Alors, le mérite de la première moitié, c'est de s'intéresser aux Osages, de présenter certaines de leurs traditions et certaines de leurs croyances, de comment aussi une richesse soudaine a changé leur destin... pour le pire. En outre, cela donne lieu au plus beau personnage du film, incarné par la lumineuse, charismatique et talentueuse Lily Gladstone. Je vais revenir sur ce dernier et cette dernière plus tard.

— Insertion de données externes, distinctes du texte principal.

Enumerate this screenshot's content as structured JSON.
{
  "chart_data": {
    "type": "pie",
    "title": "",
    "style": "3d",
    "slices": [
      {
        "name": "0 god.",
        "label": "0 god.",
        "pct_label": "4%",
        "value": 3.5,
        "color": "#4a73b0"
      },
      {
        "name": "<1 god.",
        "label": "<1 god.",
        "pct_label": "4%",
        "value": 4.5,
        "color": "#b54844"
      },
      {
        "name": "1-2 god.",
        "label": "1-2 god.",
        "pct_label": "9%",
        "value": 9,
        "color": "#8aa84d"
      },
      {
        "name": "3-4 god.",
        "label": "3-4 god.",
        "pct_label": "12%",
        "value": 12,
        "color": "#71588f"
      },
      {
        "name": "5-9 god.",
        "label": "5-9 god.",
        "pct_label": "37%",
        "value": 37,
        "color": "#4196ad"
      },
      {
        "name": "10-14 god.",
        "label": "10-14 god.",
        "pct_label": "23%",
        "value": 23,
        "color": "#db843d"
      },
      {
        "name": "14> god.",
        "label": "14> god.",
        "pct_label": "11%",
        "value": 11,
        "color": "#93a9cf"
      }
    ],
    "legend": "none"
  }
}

Mais le problème de la première moitié, c'est qu'il s'éparpille dans trop de points de vue différents. Martin Scorsese n'a pas pu résister à la tentation compréhensible de profiter du sujet pour faire une véritable fresque, de mettre un maximum de pièces de mosaïque sur celle-ci, de vouloir étendre en multipliant le plus possible les personnages, en se perdant dans plusieurs sous-intrigues. Le tout y aurait gagné, en clarté et en efficacité, en se resserrant le plus possible sur certains protagonistes. Cela n'aurait en rien amenuisé l'horreur de ce qui est en train de se produire.
Il faut attendre que Jesse Plemons, en agent fédéral, sonne à la porte du pleutre, joué par DiCaprio, pour qu'un bon rythme se lance enfin, avec des enquêtes et des scènes judiciaires, que l'on resserre les points de vue. D'ailleurs, sur ce coup, un peu trop, je vais y revenir. Au passage, il y a deux petites séquences avec Brendan Fraser... oui, seulement deux, toutefois, au cours desquelles, non seulement, il fait l'entrée la plus tonitruante qui soit, mais, en plus, montre bien qu'il sait en imposer en peu de temps.
Oui, à propos du resserrage des points de vue, le tout se recentre nettement sur les caractères interprétés par De Niro et DiCaprio, mais néglige un peu trop celui de Gladstone (déjà bien occulté lors de la deuxième heure, pour être plus honnête et précis !). Et c'est dommage. Déjà parce que, comme je l'ai mentionné auparavant, la comédienne est talentueuse, elle est charismatique. Et elle en a suffisamment pour tenir la dragée haute à ses deux très prestigieux partenaires. Mais aussi, parce qu'il aurait été aussi bien de creuser le déni de son personnage (oui, lui aussi en a un !) par rapport à ce qu'est son indigne mari, qu'elle ne peut s'empêcher d'aimer, de voir beaucoup plus souvent comment elle réagit en ce qui concerne tout cela. Parce que, aussi, c'est le seul rayon de lumière dans un monde dans lequel règnent les ténèbres. C'est le cœur (dans tous les sens du terme !) du film. Ce que met, en plus, en avant la conclusion (racontant d'une façon originale, que je vous laisse découvrir, le destin des protagonistes après que l'action du film s'arrête... oui, c'est un biopic, j'ai oublié de le mentionner… !) lors de laquelle on peut voir Martin Scorsese lui-même. Pour résumer, je pense que ce personnage et l'excellente comédienne qui le joue sont regrettablement sous-employés.
Autrement, il y a encore quelques belles fulgurances techniques. Des plans-séquences soigneusement composés, de longs mouvements de caméra fluides. S'ils sont beaucoup plus rares que lors des grandes heures scorsesiennes, à 80 piges, le réalisateur prouve qu'il en a encore un peu à revendre.